A dire la verità, per ben due volte la Regione ha presentato ricorso contro lo Stato, davanti la Corte Costituzionale, per i tagli al fondo di solidarietà nazionale; ma in entrambi i casi, prima nel 1987, poi 5 anni dopo, nel 1992, la pronuncia dei giudici costituzionali è stata negativa, ritenendo che il contributo “per quanto costituisca un obbligo costituzionale, non è vincolato sia per quanto riguarda l’ammontare che le modalità di erogazione, ad alcuna garanzia costituzionale” e che “l’ulteriore riduzione degli accantonamenti per il contributo di solidarietà è frutto di una valutazione non irragionevole del legislatore statale, in quanto riflette l’urgenza di arginare l’espansione del deficit pubblico senza alterare la complessiva rispondenza tra bisogni fondamentali della Regione e mezzi finanziari per farvi fronte” (cito testualmente dalle due sentenze emesse dalla Corte).
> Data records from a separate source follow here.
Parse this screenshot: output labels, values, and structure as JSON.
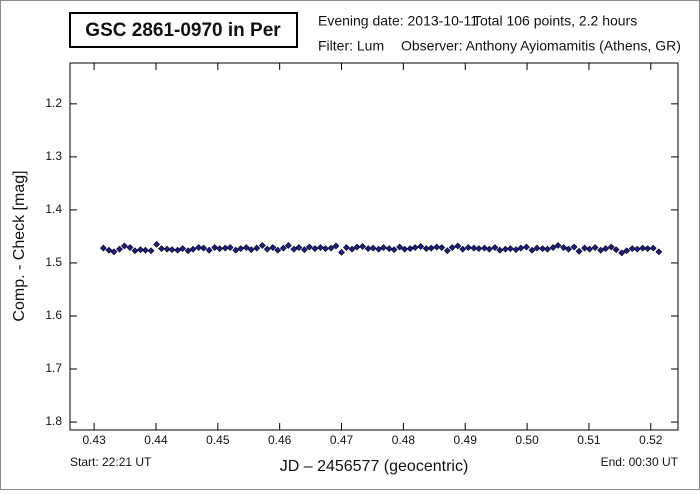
{
  "chart_data": {
    "type": "scatter",
    "title": "GSC 2861-0970 in Per",
    "header": [
      "Evening date: 2013-10-11",
      "Total 106 points, 2.2 hours",
      "Filter: Lum",
      "Observer: Anthony Ayiomamitis (Athens, GR)"
    ],
    "start_label": "Start: 22:21 UT",
    "end_label": "End: 00:30 UT",
    "x_label": "JD – 2456577  (geocentric)",
    "y_label": "Comp. - Check [mag]",
    "xlim": [
      0.4261,
      0.5244
    ],
    "ylim": [
      1.123,
      1.815
    ],
    "y_inverted": true,
    "grid": false,
    "color": "#1c1c8a",
    "xticks": [
      0.43,
      0.44,
      0.45,
      0.46,
      0.47,
      0.48,
      0.49,
      {
        "value": 0.5,
        "label": "0.50"
      },
      0.51,
      0.52
    ],
    "yticks": [
      1.2,
      1.3,
      1.4,
      1.5,
      1.6,
      1.7,
      1.8
    ],
    "x": [
      0.4315,
      0.4324,
      0.4332,
      0.4341,
      0.4349,
      0.4358,
      0.4366,
      0.4375,
      0.4383,
      0.4392,
      0.4401,
      0.4409,
      0.4418,
      0.4426,
      0.4435,
      0.4443,
      0.4452,
      0.446,
      0.4469,
      0.4477,
      0.4486,
      0.4495,
      0.4503,
      0.4512,
      0.452,
      0.4529,
      0.4537,
      0.4546,
      0.4554,
      0.4563,
      0.4572,
      0.458,
      0.4589,
      0.4597,
      0.4606,
      0.4614,
      0.4623,
      0.4631,
      0.464,
      0.4648,
      0.4657,
      0.4666,
      0.4674,
      0.4683,
      0.4691,
      0.47,
      0.4708,
      0.4717,
      0.4725,
      0.4734,
      0.4743,
      0.4751,
      0.476,
      0.4768,
      0.4777,
      0.4785,
      0.4794,
      0.4802,
      0.4811,
      0.4819,
      0.4828,
      0.4837,
      0.4845,
      0.4854,
      0.4862,
      0.4871,
      0.4879,
      0.4888,
      0.4896,
      0.4905,
      0.4914,
      0.4922,
      0.4931,
      0.4939,
      0.4948,
      0.4956,
      0.4965,
      0.4973,
      0.4982,
      0.499,
      0.4999,
      0.5008,
      0.5016,
      0.5025,
      0.5033,
      0.5042,
      0.505,
      0.5059,
      0.5067,
      0.5076,
      0.5084,
      0.5093,
      0.5101,
      0.511,
      0.5119,
      0.5127,
      0.5136,
      0.5144,
      0.5153,
      0.5161,
      0.517,
      0.5178,
      0.5187,
      0.5195,
      0.5204,
      0.5213
    ],
    "values": [
      1.472,
      1.476,
      1.479,
      1.474,
      1.468,
      1.471,
      1.477,
      1.475,
      1.476,
      1.477,
      1.465,
      1.473,
      1.474,
      1.475,
      1.476,
      1.473,
      1.477,
      1.474,
      1.471,
      1.472,
      1.476,
      1.471,
      1.473,
      1.472,
      1.471,
      1.476,
      1.473,
      1.471,
      1.475,
      1.472,
      1.467,
      1.474,
      1.471,
      1.476,
      1.472,
      1.467,
      1.474,
      1.471,
      1.475,
      1.47,
      1.473,
      1.471,
      1.473,
      1.472,
      1.468,
      1.48,
      1.471,
      1.474,
      1.47,
      1.469,
      1.473,
      1.472,
      1.474,
      1.471,
      1.473,
      1.475,
      1.47,
      1.474,
      1.473,
      1.471,
      1.469,
      1.473,
      1.472,
      1.47,
      1.471,
      1.477,
      1.471,
      1.468,
      1.474,
      1.471,
      1.472,
      1.473,
      1.472,
      1.474,
      1.471,
      1.476,
      1.474,
      1.473,
      1.475,
      1.472,
      1.47,
      1.476,
      1.472,
      1.473,
      1.474,
      1.471,
      1.467,
      1.471,
      1.474,
      1.47,
      1.478,
      1.472,
      1.474,
      1.471,
      1.476,
      1.473,
      1.47,
      1.475,
      1.481,
      1.477,
      1.473,
      1.474,
      1.472,
      1.473,
      1.472,
      1.479
    ]
  }
}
Un’autonomia concessa sulla carta, ma mai veramente attuata; una violazione di norme di rango costituzionale, grave, ma mai punita in quanto tale. Con questo, non voglio dire che la colpa della crisi (che dalle nostre parti è iniziata ben prima del crollo della Lehmann Brothers) sia da addossare interamente allo Stato; anzi, purtroppo per noi, i nostri amministratori regionali si sono sempre distinti per lo spreco del denaro pubblico. Ma allo stesso tempo, credo che sia doveroso denunciare la mancata attuazione di questa parte del nostro Statuto, la quale ha tolto e continua a togliere moltissime risorse alla Regione, e quindi pregiudica gli investimenti, i finanziamenti, e inoltre tradisce l’essenza stessa dell’autonomia, che dovrebbe rappresentare una marcia in più, e non un handicap.

Roberto Odisseo

1 commento:

Emanuel Butticè ha detto...

non posso che essere d'accordo...non è il solo caso di "autonomia concessa solo sulla carta"...siamo i primi in Italia per produzione di petrolio e paghiamo la benzina più cara d'Italia...ma le tasse la paghiamo al nord."Alla faccia dei leghisti che sostengono che la Sicilia sottrae risorse allo Stato…"?Ben detto!!!